Friday, June 29, 2012

Polling Questions

I sat in on the end of a webinar that Adobe put on: "How to present a webinar without PowerPoint slides"
In this highly engaging session, Dr. Carmen Taran will show you how you can present virtually without slides. You will learn several practical techniques that move beyond keeping an audience engaged with chat and polling questions. The techniques will involve innovative activities that attract an audience's attention, promote creative thinking and intellectual stimulation, and overall make them feel like the floor has been lifted.
Unfortunately, I missed the first half, but the section I saw was mostly devoted to using polling questions in imaginative ways. Recommendations included:

  1. Take more risks with your polling questions: Don't use the same old dull and boring questions about what computer you have, what software you use, etc.
  2. Don’t just use a poll to gather information; provide feedback. For example, relate the responses to studies (i.e. after asking how many people owned a pet, revealed that usually 50% of people own a pet, and in this group the number is…) 
  3. Try “Have you ever?” questions.
  4. Allow your participants to contribute info and create their OWN polling questions.
Some examples of useful questions:
Do You like to manage people?
Do you know how to measure your effectiveness as a manager?
Have you ever misjudged someone?
Do you regularly check yourself out in store windows and mirrors?
It was suggested that if you're polling a large group (i.e. more than 100) you don't have to wait for 50% or greater response to get a valid response. A 20% response rate to a poll is sufficient to move on, particularly with a large group.

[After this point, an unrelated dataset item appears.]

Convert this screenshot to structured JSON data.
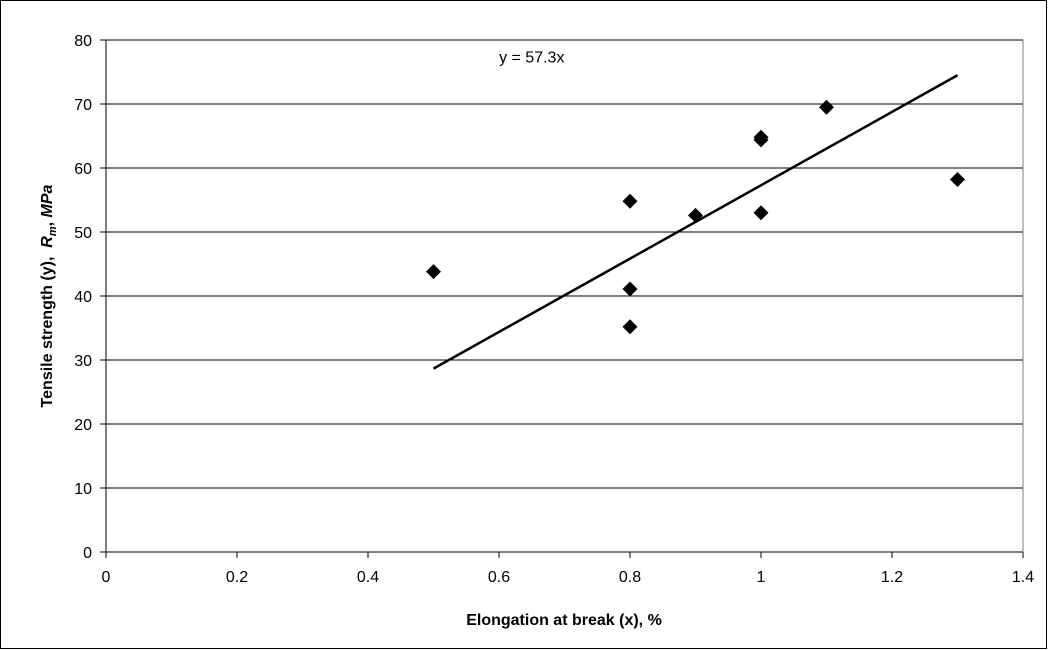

The suggestions reminded me of an episode of The Prairie Home Companion where they polled people, but they said that while they wanted to get some demographic information, they didn't want to be too intrusive, so they asked questions like:

How much education have you had:

  1. Not enough
  2. About right
  3. Too much
  4. Not finished

What kind of vehicle do you drive?:

  1. Junker
  2. Economy Car
  3. Luxury Car
  4. Public Transportation


  1. Was the survey pictured above created using Captivate, or a different Adobe product? If Captivate, could you describe how I can make something similar?

  2. Polls are such an important (but poorly-used) part of webinars, so thanks for sharing these tips.

    You might be interested in the 2nd section of this post about webinar techniques, where I discuss using polls to really help the audience. (For instance, I recommend polling people about the pace of your webinar. That way, you can speed up or slow down to suit the consensus, and people who are still dissatisfied at least see that you’re going with the majority decision!)